Nada de esto ha ocurrido. Por el contrario, en el boletín oficial emitido en la semana previa al último partido disputado contra Newell´s el pasado domingo 27, no se incluyó a Julio Buffarini entre los jugadores que contaban con 4 amonestaciones y se encontraban bajo riesgo de ser suspendidos en caso de ser nuevamente amonestados en la última fecha disputada.

No habiéndose registrado la amonestación y tampoco notificado la institución de la existencia de la misma, deben aplicarse las normas citadas y no computarse ésta a los efectos de una sanción.

2.7- Eventualmente, de pretender obviar las requisitos del artículo 1 del RTyP respecto de cualquier presentación que se efectúe, más allá que a nuestro entender no resulta aplicable, las circunstancias de público conocimiento respecto de la omisión al cumplimiento del reglamento por parte del árbitro del partido Racing-San Lorenzo, no autorizan al Tribunal de Disciplina de la A.F.A. a iniciar de oficio ninguna actuación al respecto.
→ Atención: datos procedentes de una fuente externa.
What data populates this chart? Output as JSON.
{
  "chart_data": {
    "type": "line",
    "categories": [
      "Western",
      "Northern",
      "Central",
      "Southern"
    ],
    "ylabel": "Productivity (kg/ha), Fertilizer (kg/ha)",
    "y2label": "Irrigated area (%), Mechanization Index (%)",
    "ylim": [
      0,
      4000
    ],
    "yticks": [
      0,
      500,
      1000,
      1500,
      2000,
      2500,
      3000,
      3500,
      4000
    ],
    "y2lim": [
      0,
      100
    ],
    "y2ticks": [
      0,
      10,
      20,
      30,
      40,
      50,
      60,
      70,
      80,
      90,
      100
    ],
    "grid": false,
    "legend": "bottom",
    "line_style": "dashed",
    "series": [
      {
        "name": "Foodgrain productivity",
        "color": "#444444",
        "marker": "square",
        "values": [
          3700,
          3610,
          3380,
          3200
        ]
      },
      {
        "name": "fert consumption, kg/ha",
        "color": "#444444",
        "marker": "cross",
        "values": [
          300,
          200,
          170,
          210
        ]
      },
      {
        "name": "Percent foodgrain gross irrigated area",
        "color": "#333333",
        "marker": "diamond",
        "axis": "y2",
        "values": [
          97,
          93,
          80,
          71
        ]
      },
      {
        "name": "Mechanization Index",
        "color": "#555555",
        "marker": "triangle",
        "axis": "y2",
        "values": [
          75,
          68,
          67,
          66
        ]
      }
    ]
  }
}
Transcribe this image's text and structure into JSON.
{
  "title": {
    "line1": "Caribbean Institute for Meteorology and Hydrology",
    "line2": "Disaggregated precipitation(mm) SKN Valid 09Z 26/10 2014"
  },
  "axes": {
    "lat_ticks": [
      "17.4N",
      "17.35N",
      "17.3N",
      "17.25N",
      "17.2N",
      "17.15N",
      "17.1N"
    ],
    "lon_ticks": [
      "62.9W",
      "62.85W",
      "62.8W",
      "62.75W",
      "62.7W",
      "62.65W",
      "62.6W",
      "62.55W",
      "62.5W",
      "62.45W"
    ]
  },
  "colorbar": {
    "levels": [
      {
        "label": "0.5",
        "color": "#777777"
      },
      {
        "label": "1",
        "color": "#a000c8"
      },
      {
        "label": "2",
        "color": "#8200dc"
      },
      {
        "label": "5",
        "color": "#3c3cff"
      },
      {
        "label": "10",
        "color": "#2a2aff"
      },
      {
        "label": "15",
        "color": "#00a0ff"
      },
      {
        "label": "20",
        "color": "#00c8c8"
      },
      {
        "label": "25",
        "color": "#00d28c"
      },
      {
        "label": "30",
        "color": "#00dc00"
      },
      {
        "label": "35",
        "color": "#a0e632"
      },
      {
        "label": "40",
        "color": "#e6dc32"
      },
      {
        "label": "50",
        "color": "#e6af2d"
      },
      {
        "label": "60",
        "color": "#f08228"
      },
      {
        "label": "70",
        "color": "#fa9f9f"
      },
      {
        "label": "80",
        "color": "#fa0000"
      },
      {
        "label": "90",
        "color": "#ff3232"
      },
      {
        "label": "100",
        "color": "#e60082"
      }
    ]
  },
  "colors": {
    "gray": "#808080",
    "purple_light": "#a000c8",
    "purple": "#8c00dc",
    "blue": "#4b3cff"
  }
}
La razón que inhibe al Tribunal es que no se dan los supuestos del artículo 5, ya que solo se justifica en caso de infracción al Reglamento, y la admisión del planteo o la corrección en perjuicio del Club San Lorenzo de Almagro de un error administrativo no imputable ni provocado por la institución significaría, además, la violación de las previsiones del artículo 39 que establece que en caso de duda debe optarse por lo que resulte más favorable a la parte acusada.

En otras palabras, la intervención de oficio para sancionar una infracción al Reglamento implicaría en sí misma una infracción al Reglamento no atribuible al Club Atlético San Lorenzo de Almagro.

Por lo tanto, tal proceder ilegítimo del Tribunal de Disciplina de la AFA carecería de toda validez, debiendo hacerse reserva de ejercer las acciones pertinentes.

Por todo lo expuesto, solicitamos que se consideren las razones aquí invocadas al momento de ejercer ante la Asociación del Fútbol Argentino el derecho de defensa de los intereses de nuestra institución.